From x2=2py, y=
1
4p
X2, the derivative is y'=
1
2p
x.
These two tangent equations are y-y 1=
1
2p
x 1(x-x 1),①
y-y2=
1
2p
X2(x-x2), ②…2 points.
For equation ①, if we substitute point M(m, -p), we get -p-y 1=
1
2p
x 1(m-x 1),
Y 1=
1
4p
x 12,
∴-p-
1
4p
x 12=
1
2p
x 1(m-x 1),
Finishing: x 12-2mx 1-4p2=0,
Similarly, x22-2mx2-4p2 of Equation ② = 0,
That is x 1, and x2 is two of the equations x2-2mx-4p2=0.

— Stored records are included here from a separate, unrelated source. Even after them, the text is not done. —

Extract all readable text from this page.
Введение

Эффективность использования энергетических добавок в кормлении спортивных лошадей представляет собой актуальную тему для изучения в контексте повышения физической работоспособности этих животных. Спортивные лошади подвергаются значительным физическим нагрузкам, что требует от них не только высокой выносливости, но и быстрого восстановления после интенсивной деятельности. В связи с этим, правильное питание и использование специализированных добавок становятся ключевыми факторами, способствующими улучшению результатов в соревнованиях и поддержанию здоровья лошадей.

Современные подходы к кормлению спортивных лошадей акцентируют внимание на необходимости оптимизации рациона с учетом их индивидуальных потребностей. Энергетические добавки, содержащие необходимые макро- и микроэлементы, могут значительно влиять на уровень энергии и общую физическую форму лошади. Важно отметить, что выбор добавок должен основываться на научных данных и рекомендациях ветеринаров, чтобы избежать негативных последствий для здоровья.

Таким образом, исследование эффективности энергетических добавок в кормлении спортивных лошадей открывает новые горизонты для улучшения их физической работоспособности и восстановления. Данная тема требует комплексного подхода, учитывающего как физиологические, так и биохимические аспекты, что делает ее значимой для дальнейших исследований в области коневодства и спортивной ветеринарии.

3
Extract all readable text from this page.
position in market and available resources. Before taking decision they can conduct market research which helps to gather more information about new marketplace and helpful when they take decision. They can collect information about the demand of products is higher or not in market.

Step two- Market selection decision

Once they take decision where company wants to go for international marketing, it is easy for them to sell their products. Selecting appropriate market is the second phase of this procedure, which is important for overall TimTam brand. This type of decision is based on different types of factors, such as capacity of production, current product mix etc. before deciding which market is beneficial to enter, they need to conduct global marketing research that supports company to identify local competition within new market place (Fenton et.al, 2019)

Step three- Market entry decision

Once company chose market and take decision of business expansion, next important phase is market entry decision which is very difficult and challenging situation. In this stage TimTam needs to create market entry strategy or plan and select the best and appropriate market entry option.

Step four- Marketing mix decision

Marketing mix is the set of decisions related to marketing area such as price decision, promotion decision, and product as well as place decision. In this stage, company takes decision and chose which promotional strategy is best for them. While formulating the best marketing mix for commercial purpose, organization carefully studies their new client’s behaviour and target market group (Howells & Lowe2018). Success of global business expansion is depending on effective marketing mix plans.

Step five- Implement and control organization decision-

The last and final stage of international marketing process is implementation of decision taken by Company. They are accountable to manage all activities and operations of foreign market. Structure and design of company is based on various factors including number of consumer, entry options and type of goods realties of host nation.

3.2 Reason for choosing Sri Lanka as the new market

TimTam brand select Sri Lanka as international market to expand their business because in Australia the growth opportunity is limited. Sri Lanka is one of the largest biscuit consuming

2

∴x 1+x2=2m, x 1x2=-4p2, ③…4 points.
Let the slope of straight line AB be k and k=
y2-y 1
x2-x 1
=
x22-x 12
4p(x2-x 1)
=
1
4p
(x 1+x2),
∴ The equation of straight line AB is y-
x 12
4p
=
1
4p
(x 1+x2)(x-x 1),
Expand: y=
1
4p
(x 1+x2)x-
x 1x2
4p
Substitute ③ to get: y=
m
2p
X+p, ∴ A straight line passes through the fixed point (0, p) p). ... six points.
(2) Proof: Let M(m, -p), A(x 1, y 1) and B(x2, y2) be the conclusion of (i).
And x 1+x2=2m, x 1x2=-4p2,
∴kMA=
y 1+p
x 1-m
,kMB=
y2+p
x2-m
∴
1
kMA
+
1
Jiuba
=
x 1-m
y 1+p
+
x2-m
y2+p
=
x 1-m
x 12
4p
+p
+
x2-m
x22
4p
+p
=
4p(x 1 m)
x 12+4p2
+
4p(x2-m)
x22+4p2
=
4p(x 1 m)
x 12-x 1x2
+
4p(x2-m)
x22-x 1 x2
=
4p(x 1-m)x2-4p(x2-m)x 1
x 1 x2(x 1 x2)
=
4 p.m.
x 1x2
=
4 p.m.
-4p2
=-
m
p
It's also VIII
1
kMP
=
m
-p-p
=-
m
2p
∴
1
kMA
+
1
Jiuba
=
2
kMP
.
That is to say, the slopes of straight lines MA, MF and MB are the reciprocal of arithmetic series ... 13 points.